Für den im Oktober veröffentlichten "Living Planet Report" des WWF und der Zoological Society of London (ZSL) haben Forscher:innen fast 35.000 globale Populationen von nahezu 5.500 Wirbeltierarten auf der ganzen Welt ausgewertet.
Zwar gibt der Bericht nur einen Einblick in den Zustand eines Bruchteils des vielfältigen Kreuchens und Fleuchens auf diesem Planeten, aber dennoch einen wichtigen. In der gesamten Asien-Pazifik-Region sind die Populationen über die vergangenen 50 Jahre um 60 Prozent zurückgegangen.
In Lateinamerika und der Karibik sogar um 95 Prozent und in Afrika um 76 Prozent. In Europa scheint die Lage mit einem Verlust von 35 Prozent noch vergleichsweise gut zu sein. Doch das sei ein Zerrbild, so die Autor:innen.
Vogel-Bestände erholen sich nicht
Bereits in den Jahrzehnten zuvor sei in Europa ein großer Teil der Populationen geschrumpft. Die großflächige Abholzung und Ausbreitung der Land- und Forstwirtschaft hat die verbleibenden Wildtierbestände Europas in die letzten Ecken gedrängt.

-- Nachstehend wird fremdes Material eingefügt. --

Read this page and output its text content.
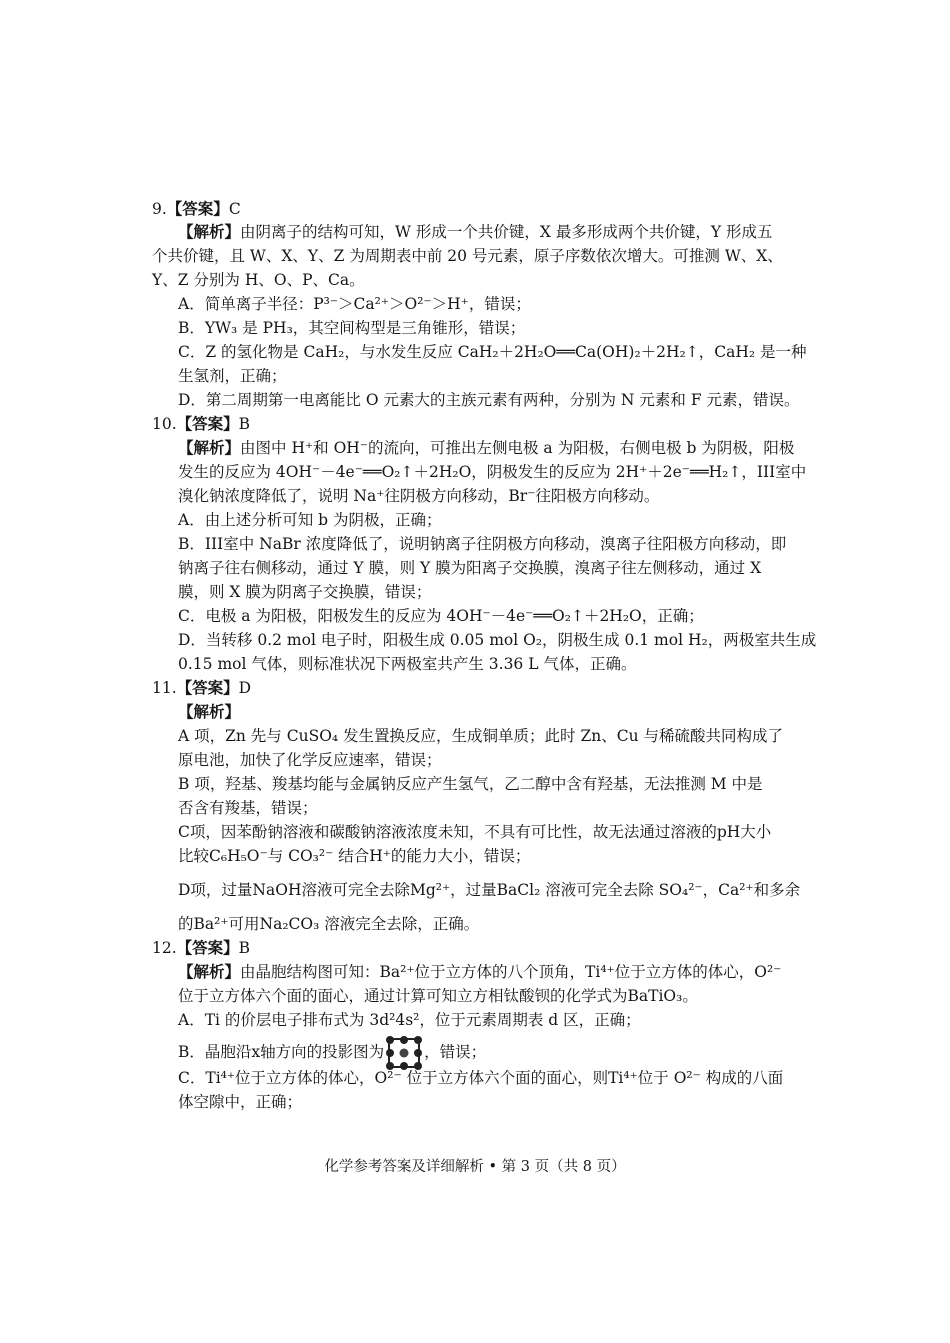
9.【答案】C
【解析】由阴离子的结构可知，W 形成一个共价键，X 最多形成两个共价键，Y 形成五
个共价键，且 W、X、Y、Z 为周期表中前 20 号元素，原子序数依次增大。可推测 W、X、
Y、Z 分别为 H、O、P、Ca。
A．简单离子半径：P³⁻＞Ca²⁺＞O²⁻＞H⁺，错误；
B．YW₃ 是 PH₃，其空间构型是三角锥形，错误；
C．Z 的氢化物是 CaH₂，与水发生反应 CaH₂＋2H₂O══Ca(OH)₂＋2H₂↑，CaH₂ 是一种
生氢剂，正确；
D．第二周期第一电离能比 O 元素大的主族元素有两种，分别为 N 元素和 F 元素，错误。
10.【答案】B
【解析】由图中 H⁺和 OH⁻的流向，可推出左侧电极 a 为阳极，右侧电极 b 为阴极，阳极
发生的反应为 4OH⁻－4e⁻══O₂↑＋2H₂O，阴极发生的反应为 2H⁺＋2e⁻══H₂↑，III室中
溴化钠浓度降低了，说明 Na⁺往阴极方向移动，Br⁻往阳极方向移动。
A．由上述分析可知 b 为阴极，正确；
B．III室中 NaBr 浓度降低了，说明钠离子往阴极方向移动，溴离子往阳极方向移动，即
钠离子往右侧移动，通过 Y 膜，则 Y 膜为阳离子交换膜，溴离子往左侧移动，通过 X
膜，则 X 膜为阴离子交换膜，错误；
C．电极 a 为阳极，阳极发生的反应为 4OH⁻－4e⁻══O₂↑＋2H₂O，正确；
D．当转移 0.2 mol 电子时，阳极生成 0.05 mol O₂，阴极生成 0.1 mol H₂，两极室共生成
0.15 mol 气体，则标准状况下两极室共产生 3.36 L 气体，正确。
11.【答案】D
【解析】
A 项，Zn 先与 CuSO₄ 发生置换反应，生成铜单质；此时 Zn、Cu 与稀硫酸共同构成了
原电池，加快了化学反应速率，错误；
B 项，羟基、羧基均能与金属钠反应产生氢气，乙二醇中含有羟基，无法推测 M 中是
否含有羧基，错误；
C项，因苯酚钠溶液和碳酸钠溶液浓度未知，不具有可比性，故无法通过溶液的pH大小
比较C₆H₅O⁻与 CO₃²⁻ 结合H⁺的能力大小，错误；
D项，过量NaOH溶液可完全去除Mg²⁺，过量BaCl₂ 溶液可完全去除 SO₄²⁻，Ca²⁺和多余
的Ba²⁺可用Na₂CO₃ 溶液完全去除，正确。
12.【答案】B
【解析】由晶胞结构图可知：Ba²⁺位于立方体的八个顶角，Ti⁴⁺位于立方体的体心，O²⁻
位于立方体六个面的面心，通过计算可知立方相钛酸钡的化学式为BaTiO₃。
A．Ti 的价层电子排布式为 3d²4s²，位于元素周期表 d 区，正确；
B．晶胞沿x轴方向的投影图为	，错误；
C．Ti⁴⁺位于立方体的体心，O²⁻ 位于立方体六个面的面心，则Ti⁴⁺位于 O²⁻ 构成的八面
体空隙中，正确；
化学参考答案及详细解析 • 第 3 页（共 8 页）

Während Wälder zum Beispiel knapp zwei Drittel der Fläche Brasiliens bedecken, ist es in Deutschland und Frankreich nur knapp ein Drittel, in Großbritannien sind es gar nur 13 Prozent.

Die wichtigsten Treiber dieser weltweiten Entwicklung unterscheiden sich in ihrer Zusammensetzung von Art zu Art und Region zu Region. Erkennen lässt sich allerdings, dass die Veränderung und Zerstörung von Lebensräumen den mit Abstand wichtigsten Faktor darstellt.
Vor allem Amphibien kommen angesichts des Klimawandels in vielen Regionen bereits heute an ihre Grenzen.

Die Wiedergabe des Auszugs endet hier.